For getting the n lowest returns, you can simply pass in the reversed list to the function - i.e.

nnor = next_non_overlapping(reversed(sorted_rors))

CodePudding user response：

Define your function, you can pass directly the data frame and the start, end date:

import numpy as np
import pandas as pd

data = {'Date': ['2021-07-30', '2021-08-02', '2021-08-03', '2021-08-04'],
        'Price': [438.51, 437.59, 441.15, 438.98]
        }

df = pd.DataFrame(data)
df['Date'] = pd.to_datetime(df['Date'])
normalisation_days = 365.25
compounding_days = 365.25

def rate_ret(df, start_date, end_date):

    start = df[df.Date==start_date].iloc[0]
    end = df[df.Date==end_date].iloc[0]
    period_start_price = start.Price
    period_end_price = end.Price
    days_in_between = (end.Date - start.Date).days
    return ((period_end_price/period_start_price)**(compounding_days/days_in_between)-1) * (normalisation_days/compounding_days)

# Iterate over all possible date intervals creating an array (or matrix),
#in the second `for` loop, we only include dates bigger than the starting date:

array = []
for start_date in df.Date:
    for end_date in df.Date[df.Date>start_date]:
        array.append([rate_ret(df, start_date, end_date), start_date, end_date])
print(array)

# To extract the best and the worst periods with no overlapping, 
# take the best save it and iteratively save the next comparing if they collide or not with the previous stored intervals:

def extract_non_overlaping(df):
    saved_rows = [df.iloc[0]]
    for i,row in df.iterrows():
        for saved in saved_rows:
            if (row['Period End'] < saved['Period Start']) or (row['Period Start'] > saved['Period End']):
                saved_rows.append(row)
                break # avoid saving duplicates
    return pd.DataFrame(saved_rows, columns=['Rate of Return','Period Start','Period End'])
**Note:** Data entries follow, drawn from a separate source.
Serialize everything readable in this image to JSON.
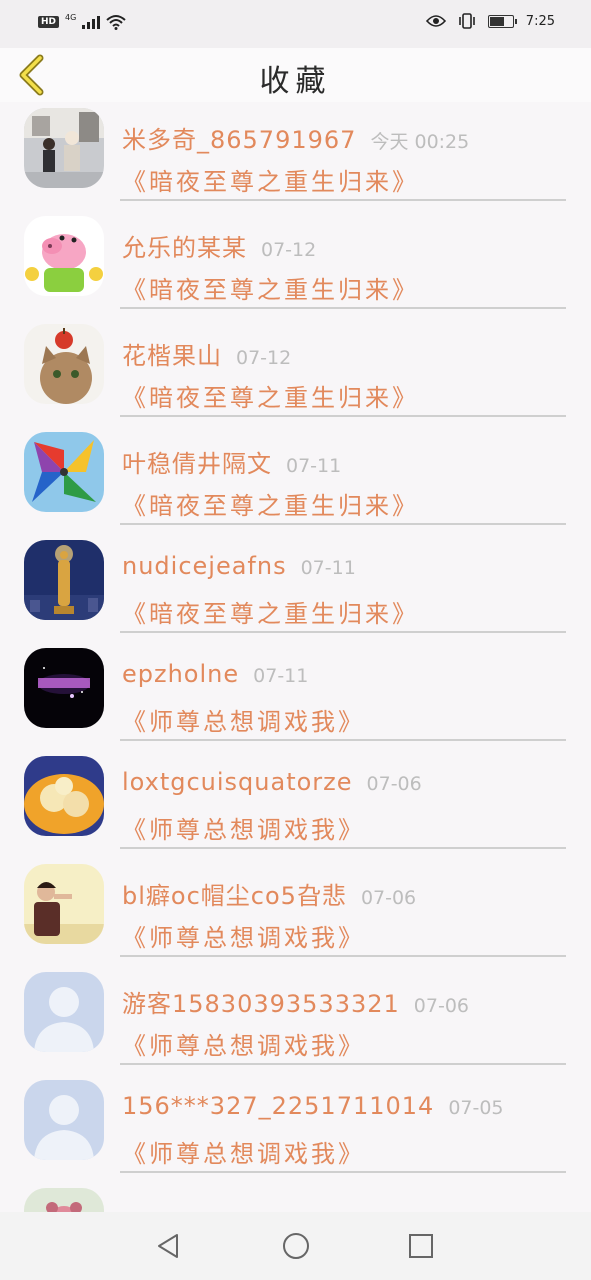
{
  "status_bar": {
    "hd": "HD",
    "network": "4G",
    "time": "7:25",
    "battery_level": 0.6
  },
  "header": {
    "title": "收藏",
    "back_icon": "chevron-left-icon"
  },
  "items": [
    {
      "name": "米多奇_865791967",
      "date": "今天 00:25",
      "book": "《暗夜至尊之重生归来》",
      "avatar": "photo-people"
    },
    {
      "name": "允乐的某某",
      "date": "07-12",
      "book": "《暗夜至尊之重生归来》",
      "avatar": "peppa-pig"
    },
    {
      "name": "花楷果山",
      "date": "07-12",
      "book": "《暗夜至尊之重生归来》",
      "avatar": "cat-with-apple"
    },
    {
      "name": "叶稳倩井隔文",
      "date": "07-11",
      "book": "《暗夜至尊之重生归来》",
      "avatar": "pinwheel"
    },
    {
      "name": "nudicejeafns",
      "date": "07-11",
      "book": "《暗夜至尊之重生归来》",
      "avatar": "buddha-statue"
    },
    {
      "name": "epzholne",
      "date": "07-11",
      "book": "《师尊总想调戏我》",
      "avatar": "constellation-dark"
    },
    {
      "name": "loxtgcuisquatorze",
      "date": "07-06",
      "book": "《师尊总想调戏我》",
      "avatar": "food-bowl"
    },
    {
      "name": "bl癖oc帽尘co5旮悲",
      "date": "07-06",
      "book": "《师尊总想调戏我》",
      "avatar": "photo-person"
    },
    {
      "name": "游客15830393533321",
      "date": "07-06",
      "book": "《师尊总想调戏我》",
      "avatar": "default-user"
    },
    {
      "name": "156***327_2251711014",
      "date": "07-05",
      "book": "《师尊总想调戏我》",
      "avatar": "default-user"
    }
  ],
  "nav": {
    "back": "triangle-back-icon",
    "home": "circle-home-icon",
    "recent": "square-recent-icon"
  }
}
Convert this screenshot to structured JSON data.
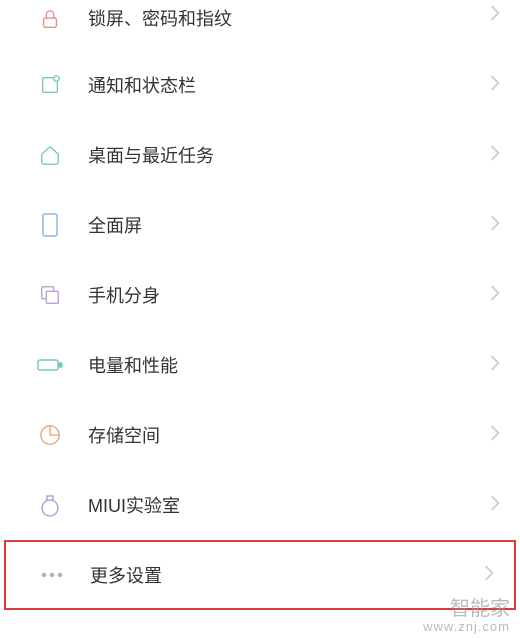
{
  "settings": {
    "items": [
      {
        "label": "锁屏、密码和指纹",
        "icon": "lock-icon"
      },
      {
        "label": "通知和状态栏",
        "icon": "notification-icon"
      },
      {
        "label": "桌面与最近任务",
        "icon": "home-icon"
      },
      {
        "label": "全面屏",
        "icon": "fullscreen-icon"
      },
      {
        "label": "手机分身",
        "icon": "dual-apps-icon"
      },
      {
        "label": "电量和性能",
        "icon": "battery-icon"
      },
      {
        "label": "存储空间",
        "icon": "storage-icon"
      },
      {
        "label": "MIUI实验室",
        "icon": "lab-icon"
      },
      {
        "label": "更多设置",
        "icon": "more-icon",
        "highlighted": true
      }
    ]
  },
  "watermark": {
    "title": "智能家",
    "url": "www.znj.com"
  },
  "colors": {
    "iconTeal": "#7bc8c0",
    "iconBlue": "#8eb8e8",
    "iconPurple": "#b8a0d8",
    "iconOrange": "#e8a878",
    "iconGray": "#b0b0b0",
    "highlight": "#d93a3a"
  }
}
df_higher  = pd.DataFrame(array, columns=['Rate of Return','Period Start','Period End']).reset_index(drop=True).sort_values(['Rate of Return'],ascending=False)
df_lower  = pd.DataFrame(array, columns=['Rate of Return','Period Start','Period End']).reset_index(drop=True).sort_values(['Rate of Return'])

extract_non_overlaping(df_higher)
extract_non_overlaping(df_lower)

And the result lower:

 -------------- ------------ ---------------- 
| Period Start | Period End | Rate of Return |
 -------------- ------------ ---------------- 
| 2021-08-02   | 2021-08-03 |    18.28751739 |
 -------------- ------------ ----------------

Higher:

 -------------- ------------ ---------------- 
| Period Start | Period End | Rate of Return |
 -------------- ------------ ---------------- 
| 2021-08-03   | 2021-08-04 |   -0.834880227 |
| 2021-07-30   | 2021-08-02 |   -0.225626914 |
 -------------- ------------ ----------------

If the formula doesn't depend on the time just change the formula in the definition of rete_ret nothing else.

pd: There are some optimizations that you can do, but overall the code works.